Nationalism Psychology

The Article: The Everyday Psychology of Nationalism by Monica Kim in The Atlantic.

The Text: It was a good old-fashioned Olympic scandal in Sochi, when South Korean figure skater Kim Yuna, known as “the Queen,” lost to a less experienced Russian. The judgment spurred millions of angry Tweets, and a Change.org petition protesting the result was the fastest growing one on site record—reportedly more than 1.2 million signatures in about 12 hours.

Skating officials and fans around the world have questioned the decision, but critics remain focused on the South Korean outrage, largely since their sports fanaticism has made headlines before. Diehard citizens of countries like South Korea may seem odd to some; a post on Yahoo had the misguided headline: “Deal with it, South Korea.” But that injunction doesn’t really understand the nature and depth of nationalist feeling—and the extent to which a sentiment often associated with extremism, even war, can be pervasive in the psychology of everyday life, including in sports fandom.
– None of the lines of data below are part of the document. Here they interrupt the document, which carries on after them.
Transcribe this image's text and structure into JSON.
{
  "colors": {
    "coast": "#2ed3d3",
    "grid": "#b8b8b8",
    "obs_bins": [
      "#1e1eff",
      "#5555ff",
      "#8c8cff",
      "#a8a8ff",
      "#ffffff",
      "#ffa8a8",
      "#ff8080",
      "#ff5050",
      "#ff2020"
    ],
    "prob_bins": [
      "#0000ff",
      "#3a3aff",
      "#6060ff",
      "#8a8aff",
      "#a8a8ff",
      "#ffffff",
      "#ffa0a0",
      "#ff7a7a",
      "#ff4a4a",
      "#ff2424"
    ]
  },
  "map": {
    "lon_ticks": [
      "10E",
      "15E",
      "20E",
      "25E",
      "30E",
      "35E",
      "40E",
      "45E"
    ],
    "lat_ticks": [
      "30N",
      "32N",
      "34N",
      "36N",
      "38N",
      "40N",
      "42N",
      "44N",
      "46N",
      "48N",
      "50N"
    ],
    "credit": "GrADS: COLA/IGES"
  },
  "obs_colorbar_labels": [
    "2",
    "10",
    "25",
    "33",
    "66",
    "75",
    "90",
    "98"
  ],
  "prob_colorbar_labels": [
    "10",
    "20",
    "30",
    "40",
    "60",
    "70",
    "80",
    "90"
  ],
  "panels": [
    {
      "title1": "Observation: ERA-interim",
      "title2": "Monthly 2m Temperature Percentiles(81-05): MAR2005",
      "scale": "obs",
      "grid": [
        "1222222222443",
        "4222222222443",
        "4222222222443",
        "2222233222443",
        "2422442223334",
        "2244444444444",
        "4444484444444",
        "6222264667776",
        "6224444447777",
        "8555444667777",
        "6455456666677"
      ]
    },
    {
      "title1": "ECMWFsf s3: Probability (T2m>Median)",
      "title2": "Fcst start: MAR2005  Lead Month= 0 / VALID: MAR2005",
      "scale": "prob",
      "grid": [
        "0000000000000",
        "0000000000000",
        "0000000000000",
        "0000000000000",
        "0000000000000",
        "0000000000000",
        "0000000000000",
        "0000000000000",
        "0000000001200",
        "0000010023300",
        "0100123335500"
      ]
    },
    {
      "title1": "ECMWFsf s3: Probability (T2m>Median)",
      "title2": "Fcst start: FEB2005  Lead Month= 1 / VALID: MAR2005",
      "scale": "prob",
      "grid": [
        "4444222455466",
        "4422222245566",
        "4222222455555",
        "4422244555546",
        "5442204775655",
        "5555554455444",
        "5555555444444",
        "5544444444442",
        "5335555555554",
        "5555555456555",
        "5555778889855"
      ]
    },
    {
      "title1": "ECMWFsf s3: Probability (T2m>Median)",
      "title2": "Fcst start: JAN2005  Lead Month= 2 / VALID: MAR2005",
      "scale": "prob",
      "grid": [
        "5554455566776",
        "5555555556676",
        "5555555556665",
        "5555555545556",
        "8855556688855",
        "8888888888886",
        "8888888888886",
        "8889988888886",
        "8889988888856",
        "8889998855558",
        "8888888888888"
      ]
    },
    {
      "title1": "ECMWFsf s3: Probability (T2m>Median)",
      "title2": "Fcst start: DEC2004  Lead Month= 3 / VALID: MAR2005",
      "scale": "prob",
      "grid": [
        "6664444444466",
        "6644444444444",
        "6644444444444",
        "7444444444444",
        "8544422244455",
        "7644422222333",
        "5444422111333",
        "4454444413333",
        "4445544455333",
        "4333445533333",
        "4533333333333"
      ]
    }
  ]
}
The ideology of nationalism has a complex history, originating in early-modern Europe and evolving in many different ways as it’s spread throughout the world. Today nationalism can be civic, ethnic, or a combination of the two, but all nationalists “carry strong attitudes and beliefs about their own people and about others, who feel their attachment to their nation passionately, and who even, at times, act with great cruelty against their enemies,” according to Joshua Searle-White in his book The Psychology of Nationalism. This “us versus them” mentality and its negative effects—pogroms, Nazism—have been well examined from a political and historical standpoint, but surprisingly few have studied its psychological roots. From a social psychological perspective, nationalist sentiment is thought to stem from two main points: attachment and identity.